US green card applicants will now have to return to their home countries to

Foreigners seeking to adjust their immigration status in the United States to obtain green cards will have to do so from abroad through the State Department, the U.S. Citizenship and Immigration Services, USCIS, said Friday.

USCIS announced this action in a policy memo, which instructed officers to consider relevant factors and information on a case-by-case basis when determining whether extraordinary relief was warranted.

The green card process had remained unchanged for more than 60 years, marking the last significant move by the Trump administration in immigration policy.


"A foreign national who is temporarily in the U.S. and desires a Green Card must return to his or her country of origin to apply," said the U.S. Department of Homeland Security (DHS), which oversees USCIS.

“This policy allows our immigration system to function as the law intended, rather than fostering legal loopholes.”

According to an analyst at the Cato Institute, more than 1 million immigrants in the US are waiting for their green cards.

People apply for green cards in two different ways: by applying at a U.S. consulate abroad, or by applying for a green card while already in the U.S., which is called “adjustment of status.”

With the new USCIS policy, many green card applicants in the U.S. will likely be forced to leave while their cases are processed — particularly affecting mixed-status families across the country by forcing green card applicants to leave their jobs, homes, and relationships indefinitely. The agency is already dealing with a huge backlog of visa and green card cases.

It is unclear how pending green card cases will be affected. HIAS, an aid group that provides services to refugees, among other immigrant groups, said USCIS was forcing survivors of trafficking and abused and neglected children to return to the dangerous countries they fled in order to process their applications for green cards that grant them permanent residency in the United States.
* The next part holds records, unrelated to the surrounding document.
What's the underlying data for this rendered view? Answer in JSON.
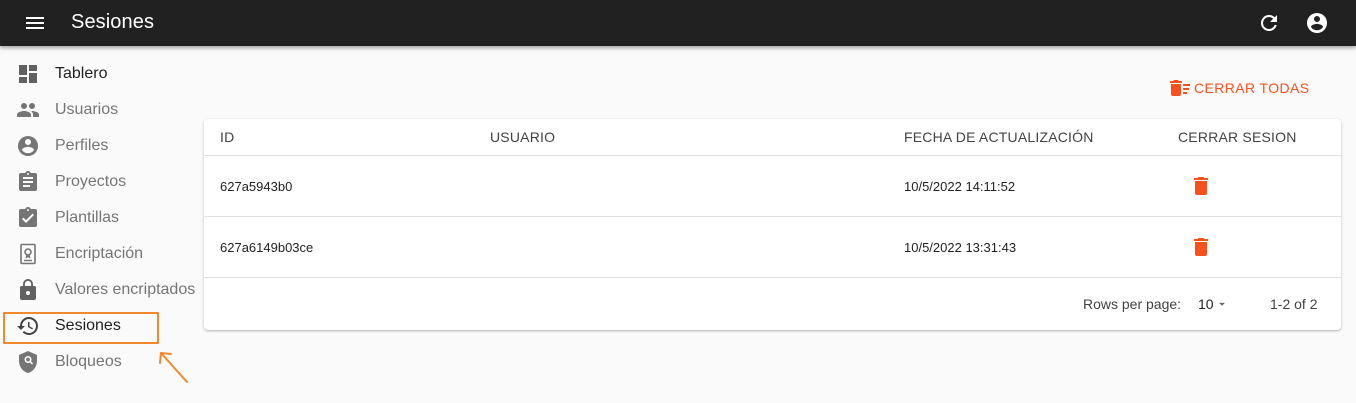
{
  "app": {
    "title": "Sesiones"
  },
  "sidebar": {
    "items": [
      {
        "label": "Tablero",
        "icon": "dashboard-icon"
      },
      {
        "label": "Usuarios",
        "icon": "users-icon"
      },
      {
        "label": "Perfiles",
        "icon": "account-circle-icon"
      },
      {
        "label": "Proyectos",
        "icon": "clipboard-icon"
      },
      {
        "label": "Plantillas",
        "icon": "clipboard-check-icon"
      },
      {
        "label": "Encriptación",
        "icon": "certificate-icon"
      },
      {
        "label": "Valores encriptados",
        "icon": "lock-icon"
      },
      {
        "label": "Sesiones",
        "icon": "history-icon"
      },
      {
        "label": "Bloqueos",
        "icon": "shield-search-icon"
      }
    ],
    "active": "Sesiones"
  },
  "actions": {
    "clear_all_label": "CERRAR TODAS"
  },
  "table": {
    "headers": {
      "id": "ID",
      "user": "USUARIO",
      "updated": "FECHA DE ACTUALIZACIÓN",
      "close": "CERRAR SESION"
    },
    "rows": [
      {
        "id": "627a5943b0",
        "user": "",
        "updated": "10/5/2022 14:11:52"
      },
      {
        "id": "627a6149b03ce",
        "user": "",
        "updated": "10/5/2022 13:31:43"
      }
    ],
    "footer": {
      "rows_per_page_label": "Rows per page:",
      "rows_per_page_value": "10",
      "pagination": "1-2 of 2"
    }
  },
  "colors": {
    "appbar": "#212121",
    "accent": "#f4511e",
    "highlight": "#f0882e"
  }
}
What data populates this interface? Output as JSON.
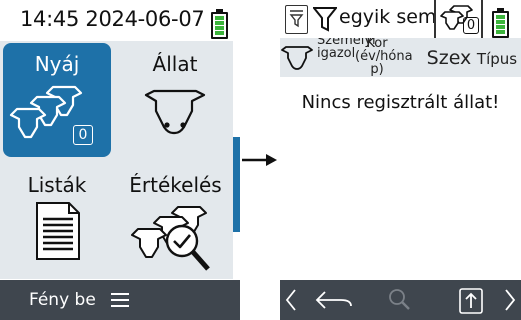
{
  "left_screen": {
    "status": {
      "time": "14:45 2024-06-07",
      "battery_level": 1.0,
      "battery_color": "#3cb43c"
    },
    "tiles": [
      {
        "label": "Nyáj",
        "badge": "0",
        "selected": true
      },
      {
        "label": "Állat"
      },
      {
        "label": "Listák"
      },
      {
        "label": "Értékelés"
      }
    ],
    "bottom": {
      "label": "Fény be",
      "menu_icon": "hamburger-icon"
    }
  },
  "right_screen": {
    "filter": {
      "text": "egyik sem"
    },
    "herd_badge": "0",
    "battery_level": 1.0,
    "columns": [
      "Személyi igazol",
      "Kor (év/hóna p)",
      "Szex",
      "Típus"
    ],
    "empty_message": "Nincs regisztrált állat!",
    "bottom_icons": [
      "chevron-left-icon",
      "back-icon",
      "search-icon",
      "upload-icon",
      "chevron-right-icon"
    ]
  },
  "colors": {
    "accent": "#1e71a8",
    "bar": "#3f464e",
    "panel": "#e3e8ec"
  }
}
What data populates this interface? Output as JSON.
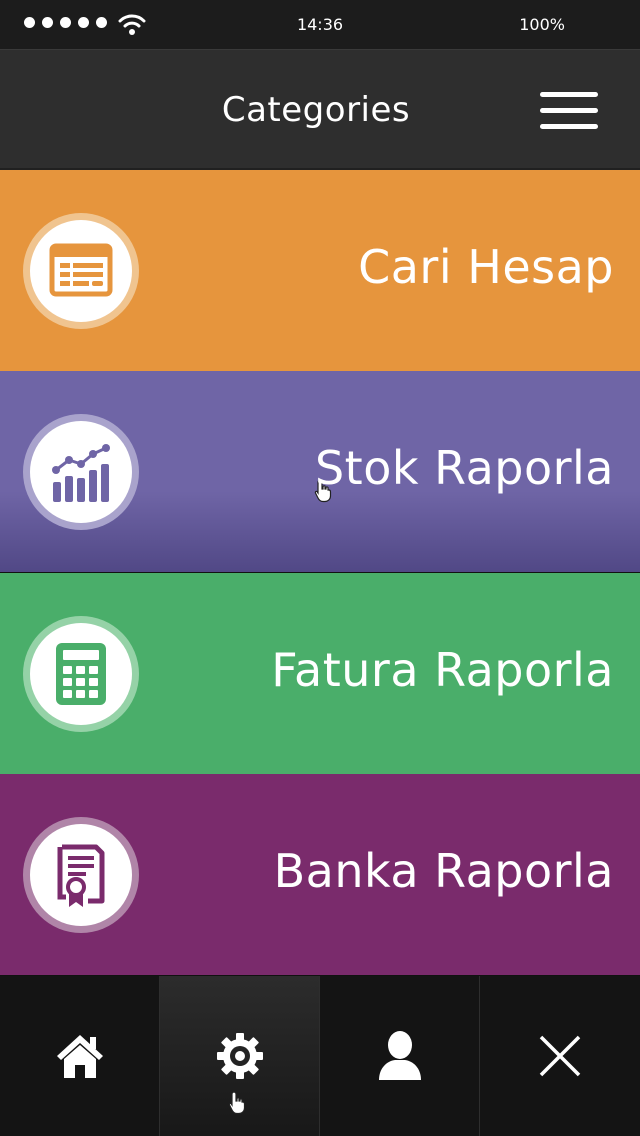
{
  "status_bar": {
    "signal_dots": 5,
    "time": "14:36",
    "battery": "100%"
  },
  "header": {
    "title": "Categories",
    "menu_icon": "hamburger-menu-icon"
  },
  "categories": [
    {
      "label": "Cari Hesap",
      "icon": "ledger-icon",
      "color": "#e6953d",
      "ring": "#f0c48f"
    },
    {
      "label": "Stok Raporla",
      "icon": "growth-chart-icon",
      "color": "#6f65a6",
      "ring": "#a9a3cc"
    },
    {
      "label": "Fatura Raporla",
      "icon": "calculator-icon",
      "color": "#4aae6a",
      "ring": "#95d2a7"
    },
    {
      "label": "Banka Raporla",
      "icon": "certificate-icon",
      "color": "#7a2b6c",
      "ring": "#b085a8"
    }
  ],
  "tab_bar": {
    "tabs": [
      {
        "icon": "home-icon"
      },
      {
        "icon": "gear-icon",
        "active": true
      },
      {
        "icon": "user-icon"
      },
      {
        "icon": "close-icon"
      }
    ]
  }
}
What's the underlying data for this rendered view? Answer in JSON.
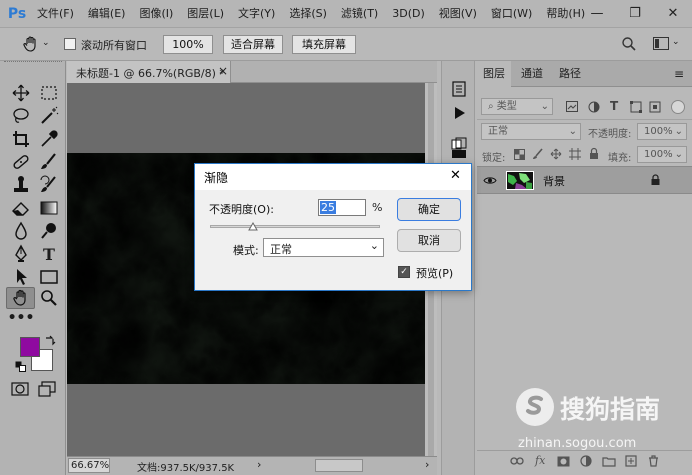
{
  "app": {
    "logo": "Ps"
  },
  "menu": [
    "文件(F)",
    "编辑(E)",
    "图像(I)",
    "图层(L)",
    "文字(Y)",
    "选择(S)",
    "滤镜(T)",
    "3D(D)",
    "视图(V)",
    "窗口(W)",
    "帮助(H)"
  ],
  "window_controls": {
    "minimize": "—",
    "restore": "❐",
    "close": "✕"
  },
  "options": {
    "scroll_all_label": "滚动所有窗口",
    "zoom_100": "100%",
    "fit_screen": "适合屏幕",
    "fill_screen": "填充屏幕"
  },
  "document": {
    "tab_title": "未标题-1 @ 66.7%(RGB/8) *",
    "tab_close": "×",
    "zoom": "66.67%",
    "doc_info": "文档:937.5K/937.5K"
  },
  "colors": {
    "foreground": "#8f0aa0",
    "background": "#ffffff",
    "dialog_border": "#2b78c8"
  },
  "layers_panel": {
    "tabs": [
      "图层",
      "通道",
      "路径"
    ],
    "filter_kind": "类型",
    "blend_mode": "正常",
    "opacity_label": "不透明度:",
    "opacity_value": "100%",
    "lock_label": "锁定:",
    "fill_label": "填充:",
    "fill_value": "100%",
    "layer_name": "背景",
    "bottom_icons": [
      "link-icon",
      "fx-icon",
      "mask-icon",
      "adjustment-icon",
      "group-icon",
      "new-layer-icon",
      "trash-icon"
    ],
    "fx_label": "fx"
  },
  "fade_dialog": {
    "title": "渐隐",
    "close": "✕",
    "opacity_label": "不透明度(O):",
    "opacity_value": "25",
    "percent": "%",
    "opacity_fraction": 0.25,
    "mode_label": "模式:",
    "mode_value": "正常",
    "ok": "确定",
    "cancel": "取消",
    "preview_label": "预览(P)",
    "preview_checked": true
  },
  "watermark": {
    "brand": "搜狗指南",
    "url": "zhinan.sogou.com"
  }
}
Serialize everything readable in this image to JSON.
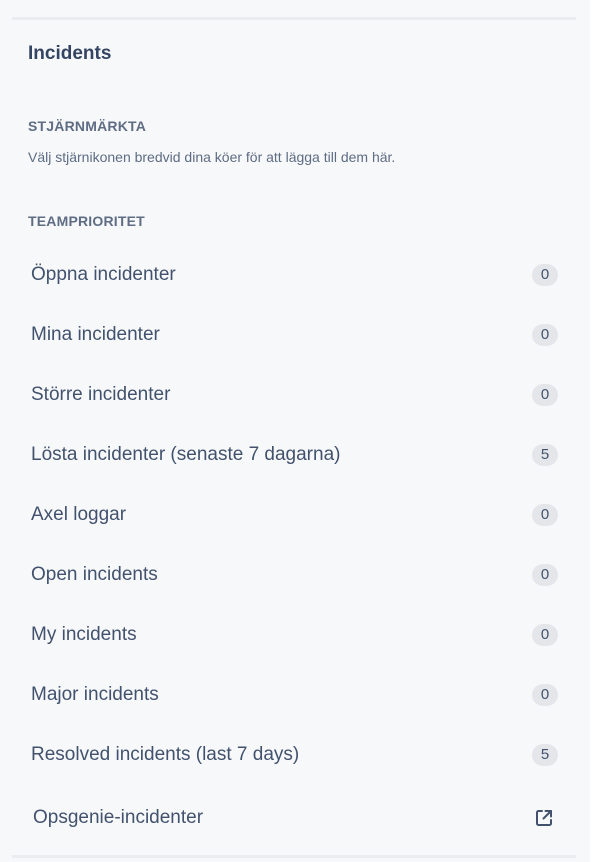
{
  "header": {
    "title": "Incidents"
  },
  "starred": {
    "heading": "STJÄRNMÄRKTA",
    "description": "Välj stjärnikonen bredvid dina köer för att lägga till dem här."
  },
  "team_priority": {
    "heading": "TEAMPRIORITET",
    "queues": [
      {
        "label": "Öppna incidenter",
        "count": "0"
      },
      {
        "label": "Mina incidenter",
        "count": "0"
      },
      {
        "label": "Större incidenter",
        "count": "0"
      },
      {
        "label": "Lösta incidenter (senaste 7 dagarna)",
        "count": "5"
      },
      {
        "label": "Axel loggar",
        "count": "0"
      },
      {
        "label": "Open incidents",
        "count": "0"
      },
      {
        "label": "My incidents",
        "count": "0"
      },
      {
        "label": "Major incidents",
        "count": "0"
      },
      {
        "label": "Resolved incidents (last 7 days)",
        "count": "5"
      }
    ],
    "external_link": {
      "label": "Opsgenie-incidenter",
      "icon": "external-link-icon"
    }
  },
  "colors": {
    "panel_bg": "#f7f8f9",
    "text": "#42526e",
    "muted": "#5e6c84",
    "badge_bg": "#e4e6ea"
  }
}
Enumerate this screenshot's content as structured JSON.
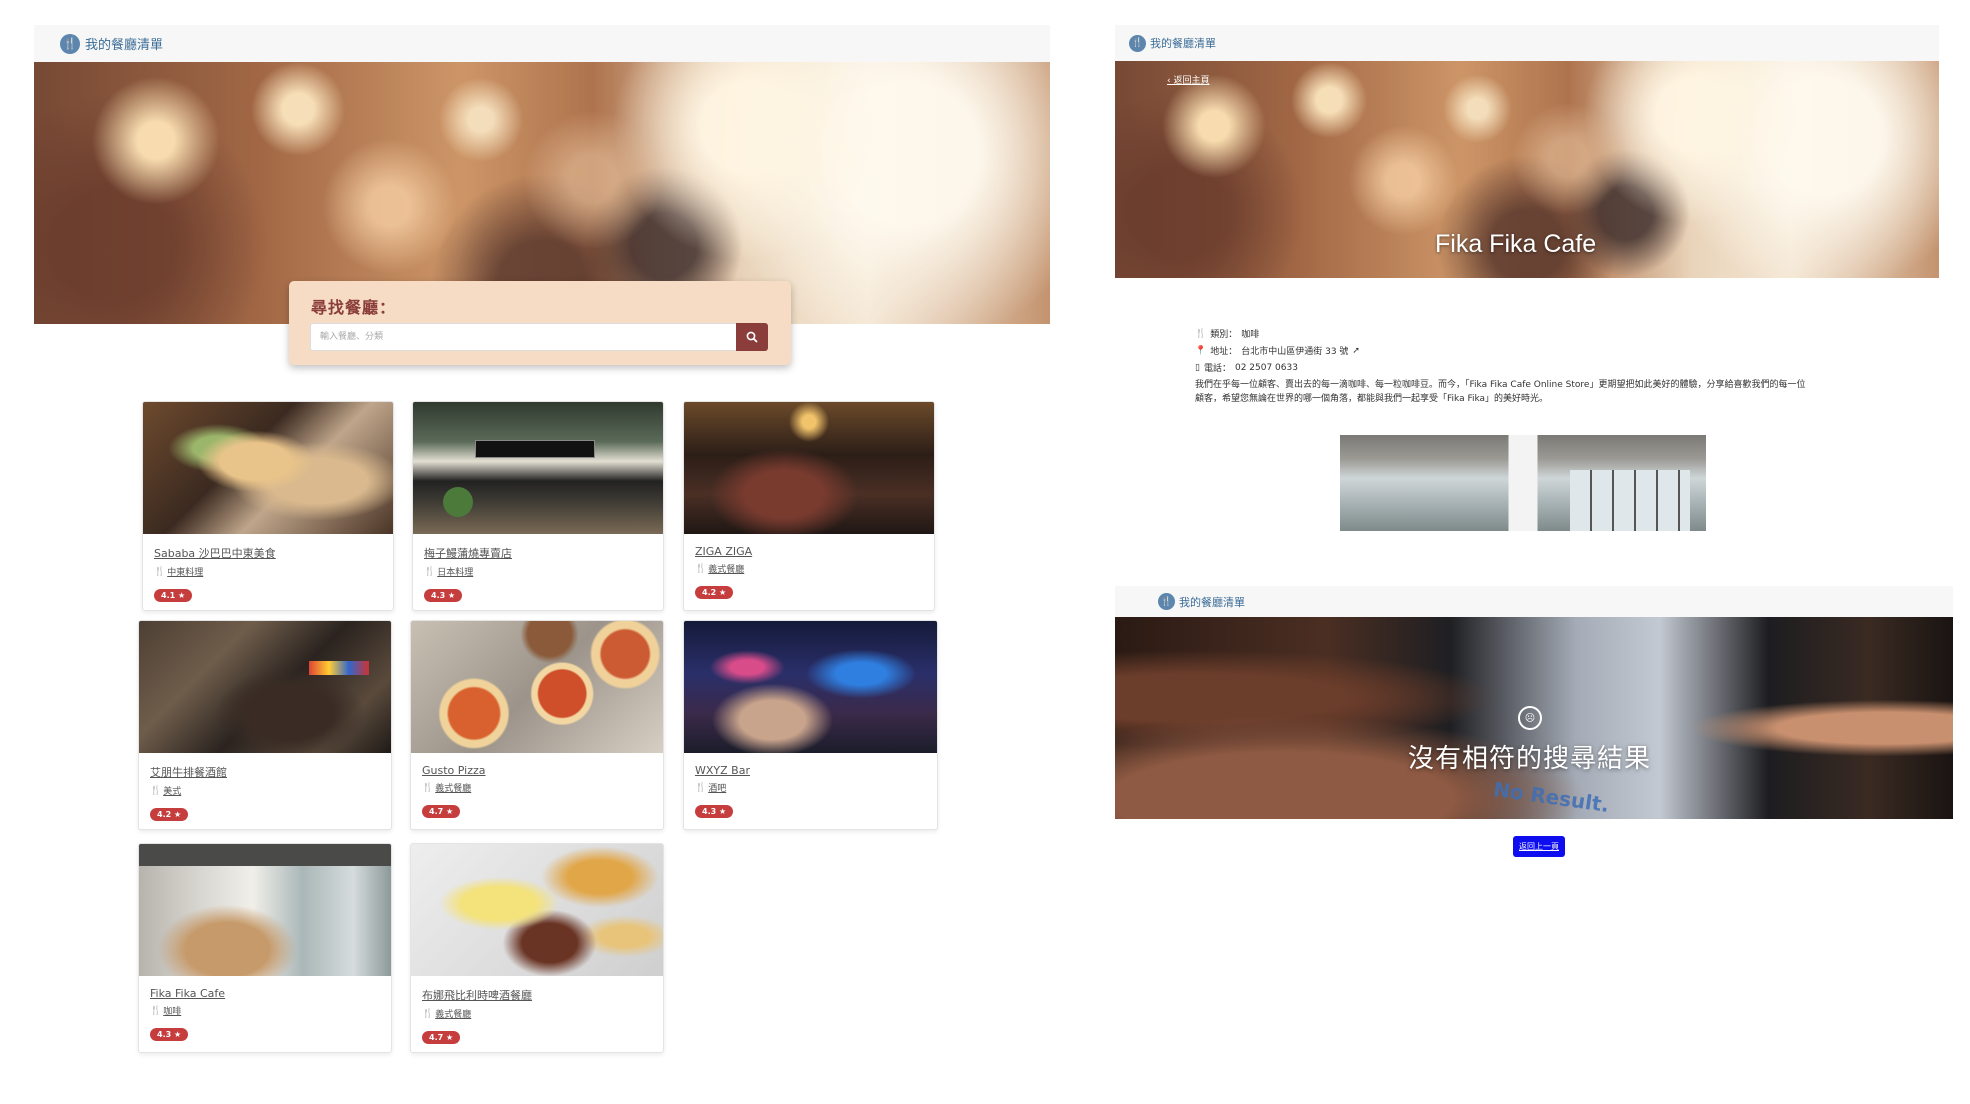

Friday's policy change is the latest in a series of steps taken by Donald Trump over the past year to tighten immigration to the United States. Last year, the Trump administration took steps to shorten the length of visas for students, cultural exchange visitors and members of the media.

In January, the State Department announced that it had revoked more than 100,000 visas during the second Trump administration. The administration has also cracked down on other immigrants with legal status in the U.S., such as refugees and other protected immigrants.